Graph Learning for Planning: The Story Thus Far and Open Challenges (2412.02136v1)

Abstract: Graph learning is naturally well suited for use in planning due to its ability to exploit relational structures exhibited in planning domains and to take as input planning instances with arbitrary number of objects. In this paper, we study the usage of graph learning for planning thus far by studying the theoretical and empirical effects on learning and planning performance of (1) graph representations of planning tasks, (2) graph learning architectures, and (3) optimisation formulations for learning. Our studies accumulate in the GOOSE framework which learns domain knowledge from small planning tasks in order to scale up to much larger planning tasks. In this paper, we also highlight and propose the 5 open challenges in the general Learning for Planning field that we believe need to be addressed for advancing the state-of-the-art.

• The paper presents a comprehensive review where classical graph kernels outperform contemporary neural approaches in planning tasks.
• It introduces the GOOSE framework that scales planning via innovative graph representations and optimization formulations aligning state ranking with heuristic search.
• The study identifies open challenges including improving model expressivity, ensuring generalization across task sizes, and developing domain-specific optimization criteria.

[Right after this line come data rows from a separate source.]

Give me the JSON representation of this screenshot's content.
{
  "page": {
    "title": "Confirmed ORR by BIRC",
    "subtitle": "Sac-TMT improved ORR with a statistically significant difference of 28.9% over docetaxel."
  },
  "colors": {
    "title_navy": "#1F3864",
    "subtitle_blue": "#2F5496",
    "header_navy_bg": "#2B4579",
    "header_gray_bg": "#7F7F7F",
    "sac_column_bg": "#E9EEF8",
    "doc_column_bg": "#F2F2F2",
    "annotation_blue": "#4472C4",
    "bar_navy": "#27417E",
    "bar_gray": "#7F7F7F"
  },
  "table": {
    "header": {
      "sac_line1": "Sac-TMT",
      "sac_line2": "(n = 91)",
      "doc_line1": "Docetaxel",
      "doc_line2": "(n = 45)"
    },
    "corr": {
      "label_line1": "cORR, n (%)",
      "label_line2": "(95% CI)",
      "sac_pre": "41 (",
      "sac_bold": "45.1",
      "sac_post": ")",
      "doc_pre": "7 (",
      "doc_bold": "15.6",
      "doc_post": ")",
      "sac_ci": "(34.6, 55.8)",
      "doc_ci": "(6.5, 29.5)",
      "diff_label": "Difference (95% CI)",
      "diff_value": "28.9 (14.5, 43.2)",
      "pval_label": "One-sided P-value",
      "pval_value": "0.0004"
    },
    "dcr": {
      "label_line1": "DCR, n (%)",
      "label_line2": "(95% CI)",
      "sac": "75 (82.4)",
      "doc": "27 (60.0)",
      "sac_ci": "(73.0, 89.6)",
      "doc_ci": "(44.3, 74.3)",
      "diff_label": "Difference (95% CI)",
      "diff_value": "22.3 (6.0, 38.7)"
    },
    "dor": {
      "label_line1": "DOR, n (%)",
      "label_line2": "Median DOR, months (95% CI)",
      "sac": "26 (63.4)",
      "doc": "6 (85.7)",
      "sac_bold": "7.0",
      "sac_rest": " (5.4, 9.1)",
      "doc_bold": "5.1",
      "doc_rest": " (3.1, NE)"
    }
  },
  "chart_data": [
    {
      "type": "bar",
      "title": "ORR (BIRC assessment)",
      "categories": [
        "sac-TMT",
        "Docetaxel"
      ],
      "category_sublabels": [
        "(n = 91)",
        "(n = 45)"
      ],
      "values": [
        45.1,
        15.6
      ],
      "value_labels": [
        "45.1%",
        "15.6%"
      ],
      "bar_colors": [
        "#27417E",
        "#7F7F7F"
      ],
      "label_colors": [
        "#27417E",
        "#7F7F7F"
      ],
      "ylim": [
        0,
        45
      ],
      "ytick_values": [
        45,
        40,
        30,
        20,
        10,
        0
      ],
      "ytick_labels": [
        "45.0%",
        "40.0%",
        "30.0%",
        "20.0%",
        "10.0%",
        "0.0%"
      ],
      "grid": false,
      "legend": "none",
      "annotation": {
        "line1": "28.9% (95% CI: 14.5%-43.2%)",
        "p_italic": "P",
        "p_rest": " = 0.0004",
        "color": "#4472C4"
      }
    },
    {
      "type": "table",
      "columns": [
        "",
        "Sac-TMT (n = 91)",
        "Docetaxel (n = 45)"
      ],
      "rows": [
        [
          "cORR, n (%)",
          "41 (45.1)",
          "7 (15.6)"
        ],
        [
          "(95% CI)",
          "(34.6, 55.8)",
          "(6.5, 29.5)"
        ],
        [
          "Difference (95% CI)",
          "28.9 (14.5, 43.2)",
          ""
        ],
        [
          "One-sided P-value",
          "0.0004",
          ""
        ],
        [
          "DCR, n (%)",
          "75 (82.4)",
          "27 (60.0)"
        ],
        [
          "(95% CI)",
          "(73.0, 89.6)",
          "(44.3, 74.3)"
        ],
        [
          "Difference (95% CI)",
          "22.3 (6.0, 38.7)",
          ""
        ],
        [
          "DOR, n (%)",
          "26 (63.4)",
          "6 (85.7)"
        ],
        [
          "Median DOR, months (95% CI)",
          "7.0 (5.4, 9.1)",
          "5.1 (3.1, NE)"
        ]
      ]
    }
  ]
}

Graph Learning for Planning: The Story Thus Far and Open Challenges

This paper provides a comprehensive review of the utilization of graph learning in planning domains, encapsulating the significant contributions made by the authors in the field. It underscores the potential of graph learning to enhance planning performance by leveraging the relational structures inherent in planning tasks. The authors focus on three pivotal components of graph learning for planning: graph representations, graph learning architectures, and optimization formulations. Through both theoretical exploration and experimental validation, the paper positions the GOOSE framework as a pivotal development in scaling planning from small to large tasks by learning domain knowledge.

Key Contributions

1. Graph Representations: The paper explores various graph representations for planning tasks and their expressive power when coupled with graph learning approaches. These representations are categorized into grounded graphs, lifted graphs with instantiation relations (IR), and lifted graphs with predicate relations (PR), each with distinct characteristics and applicability.
2. Graph Learning Architectures: Through an empirical comparison, the authors reveal that traditional machine learning models, specifically utilizing classical graph kernels, outperform contemporary neural network-based approaches like GNNs. This insight challenges the predominant reliance on deep learning approaches and suggests a paradigm shift towards classical models for specific planning contexts.
3. Optimization Formulations: The research proposes innovative formulations for optimizing graph learning models in planning. Unlike traditional methods that optimize based on cost-to-go estimates, the proposed optimizations frame heuristic functions as rankings of states, aligning better with the objectives of heuristic search strategies like GBFS.

Experimental Results

The authors conduct extensive experiments using benchmarks from the IPC23LT, focusing on classical and numeric planning scenarios. The results demonstrate the superior performance of classical machine learning models over deep learning models in symbolic planning, highlighting significant coverage gains in tasks of varying object quantities. Particularly in numeric planning, classical approaches provide competitive performance against state-of-the-art numeric planners, thus emphasizing their efficacy.

Open Challenges and Future Directions

The paper identifies several open challenges in the Learning for Planning (L4P) domain:

• Expressivity: There is a need to advance the expressive capacities of graph learning models, potentially incorporating recursion or leveraging inductive logic programming to capture complex planning tasks.
• Generalization: Understanding how planning models generalize across varying task sizes remains a critical area of exploration. Insights from complexity theory and planning-specific measures like novelty width may guide future research.
• Optimization Criteria: The paper stresses the importance of developing domain-specific optimization criteria. Current criteria may not universally apply across diverse planning landscapes, and future work should explore tailored formulations.
• Data Collection: Determining optimal strategies for data collection, akin to RL's exploration-exploitation tradeoff, poses a research challenge. Comprehensive strategies could significantly impact the efficacy of learned models.
• Benchmarking: Establishing standardized benchmarks and evaluation strategies for comparing diverse planning methodologies is crucial for advancing the field.

Conclusion

In sum, this paper delineates the state of graph learning for planning, highlighting groundbreaking frameworks and identifying crucial avenues for future investigation. By questioning existing paradigms and proposing new approaches, it sets the stage for continued advancement in AI planning, steering the field towards more robust, scalable, and efficient solutions.